Below we cycle through 20 of the 200 training images, showing 64 rows for each.

fig = go.Figure()
for i in range(0, 199, 10):
    M = extract_camera_matrix(data, i, (image.size))
    origins, directions = calculate_rays(M, (image.size))
    T = origins[::100,::100,:].reshape(-1, 3)
    D = directions[::100,::100,:].reshape(-1, 3)

    # Adding line segments for each ray
    for start, end in zip(T, T + D):
        fig.add_trace(go.Scatter3d(x=[start[0], end[0]],
                                y=[start[1], end[1]],
                                z=[start[2], end[2]],
                                mode='lines',
                                line=dict(color='red')))

fig.update_layout(showlegend=False)
fig.show()
Unable to display output for mime type(s): application/vnd.plotly.v1+json

And here we show samples for one ray from each of those 20 cameras, with the rendering volume shown as well:

t_values = np.linspace(data["Near"], data["Far"], 64)

def sample_along_ray(origins, directions):
    return origins[..., None, :] + t_values[:, None] * directions[..., None, :]

fig = go.Figure()
W, H = image.size
for i in range(0, 199):
    M = extract_camera_matrix(data, i, image.size)
    origins, directions = calculate_rays(M, image.size)
    i = np.random.randint(0, W)
    j = np.random.randint(0, H)
    T = origins[i, j, :]
    D = directions[i, j, :]
    samples = sample_along_ray(T, D)

    # Adding line segments for each ray
    fig.add_trace(
        go.Scatter3d(
            x=samples[:, 0],
            y=samples[:, 1],
            z=samples[:, 2],
            mode="lines",
            line=dict(color="red"),
        )
    )
    fig.add_trace(
        go.Scatter3d(
            x=[T[0].item()],
            y=[T[1].item()],
            z=[T[2].item()],
            mode="markers",
            marker=dict(color="red", size=2),
        )
    )

# add a cuboid from -1 to 1 in x and y, and 0 to 0.5 in z:
fig.add_trace(
    go.Mesh3d(
        x=[-1, 1, 1, -1, -1, 1, 1, -1],
        y=[-1, -1, 1, 1, -1, -1, 1, 1],
        z=[-0.5, -0.5, -0.5, -0.5, 0.5, 0.5, 0.5, 0.5],
        i=[0, 0, 4, 4],
        j=[1, 2, 5, 6],
        k=[2, 3, 6, 7],
        opacity=0.5,
        color="lightblue",
    )
)

fig.update_layout(showlegend=False, margin=dict(l=0, r=0, b=0, t=0))
fig.show()
Unable to display output for mime type(s): application/vnd.plotly.v1+json

Ray-centric Dataset

The code below encodes all training images into rays:


source

create_rays

 create_rays (camera_data, M=199, downsampling_factor=1)

Create rays for the training images.

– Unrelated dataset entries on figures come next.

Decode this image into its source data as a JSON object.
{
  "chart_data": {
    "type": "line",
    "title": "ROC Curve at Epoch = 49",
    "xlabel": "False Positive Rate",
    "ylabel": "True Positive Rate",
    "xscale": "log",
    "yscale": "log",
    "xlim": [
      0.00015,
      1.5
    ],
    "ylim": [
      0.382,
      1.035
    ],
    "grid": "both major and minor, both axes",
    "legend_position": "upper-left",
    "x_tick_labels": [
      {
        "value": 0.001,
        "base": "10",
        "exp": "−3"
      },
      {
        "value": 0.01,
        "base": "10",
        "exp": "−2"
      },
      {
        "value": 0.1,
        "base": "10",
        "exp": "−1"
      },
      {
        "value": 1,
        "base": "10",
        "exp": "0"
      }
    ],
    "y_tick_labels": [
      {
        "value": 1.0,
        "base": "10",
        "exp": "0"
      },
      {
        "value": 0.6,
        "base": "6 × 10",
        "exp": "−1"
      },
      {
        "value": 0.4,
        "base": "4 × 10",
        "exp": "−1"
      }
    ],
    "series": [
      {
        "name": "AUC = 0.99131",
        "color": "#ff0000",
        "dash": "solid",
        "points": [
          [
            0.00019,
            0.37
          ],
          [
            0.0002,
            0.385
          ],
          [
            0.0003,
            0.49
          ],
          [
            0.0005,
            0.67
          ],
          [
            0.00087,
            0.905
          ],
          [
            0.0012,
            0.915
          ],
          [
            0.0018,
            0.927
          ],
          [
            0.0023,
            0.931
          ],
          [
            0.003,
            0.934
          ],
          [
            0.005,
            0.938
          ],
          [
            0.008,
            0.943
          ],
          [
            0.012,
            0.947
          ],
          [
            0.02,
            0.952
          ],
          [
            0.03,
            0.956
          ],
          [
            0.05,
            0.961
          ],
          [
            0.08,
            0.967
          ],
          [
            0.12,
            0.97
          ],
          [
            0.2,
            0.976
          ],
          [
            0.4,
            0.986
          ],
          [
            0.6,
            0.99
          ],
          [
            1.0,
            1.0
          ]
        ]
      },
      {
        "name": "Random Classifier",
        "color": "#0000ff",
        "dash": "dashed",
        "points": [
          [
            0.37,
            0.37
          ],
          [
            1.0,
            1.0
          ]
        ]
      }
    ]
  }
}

Args: camera_data: Dictionary containing the camera data. M: Number of training images to use. downsampling_factor: Downsampling factor to apply to the images. Returns: x_samples: Tensor of shape (M, H, W, 6) containing the origins and directions of the rays. y_samples: Tensor of shape (M, H, W, 3) containing the color data for each pixel.

x_samples, y_samples = create_rays(data, 2, downsampling_factor=4)
# Check shapes:
test_eq(x_samples.shape, (2, 200, 200, 6))
test_eq(y_samples.shape, (2, 200, 200, 3))
# Check type:
test_eq(x_samples.dtype, np.float32)
test_eq(y_samples.dtype, np.float32)
# Uncomment the following line to save the file:
# np.savez_compressed('training_rays.npz', x=x_samples, y=y_samples)

# x_samples, y_samples = create_rays(data, 100, downsampling_factor=4)
# np.savez_compressed('training_rays-100-4.npz', x=x_samples, y=y_samples)

source

load_npz_from_url

 load_npz_from_url (url)

*Loads a .npz file from the given URL and returns the contained arrays as a tuple.

Parameters: url (str): URL of the .npz file.

Returns: tuple: A tuple containing the loaded numpy arrays, or None if the request fails.*

# Example usage to download the full Zenodo version, takes 5m!
# url = 'https://zenodo.org/records/10443662/files/training_rays.npz'
# loaded_arrays = load_npz_from_url(url)
# if loaded_arrays is not None:
#     xs, ys = loaded_arrays

# # check that they have the right shape:
# test_eq(xs.shape, (199, 800, 800, 6))
# test_eq(ys.shape, (199, 800, 800, 3))

# # check that they are float32:
# test_eq(xs.dtype, np.float32)
# test_eq(ys.dtype, np.float32)
# Make sure 199 images with down-sampling factor 4 are available, takes 18 seconds.
# url = 'https://zenodo.org/records/10765346/files/training_rays-199-4.npz'
# loaded_arrays = load_npz_from_url(url)
# if loaded_arrays is not None:
#     xs, ys = loaded_arrays

# # check that they have the right shape:
# test_eq(xs.shape, (199, 200, 200, 6))
# test_eq(ys.shape, (199, 200, 200, 3))

# # check that they are float32:
# test_eq(xs.dtype, np.float32)
# test_eq(ys.dtype, np.float32)

source

download_rays

 download_rays (M=100, downsampling_factor=4)
# Example usage to download the downs-sampled github version, 10-12 seconds
xs, ys = download_rays()

# check that they have the right shape:
test_eq(xs.shape, (100, 200, 200, 6))
test_eq(ys.shape, (100, 200, 200, 3))

# check that they are float32:
test_eq(xs.dtype, np.float32)
test_eq(ys.dtype, np.float32)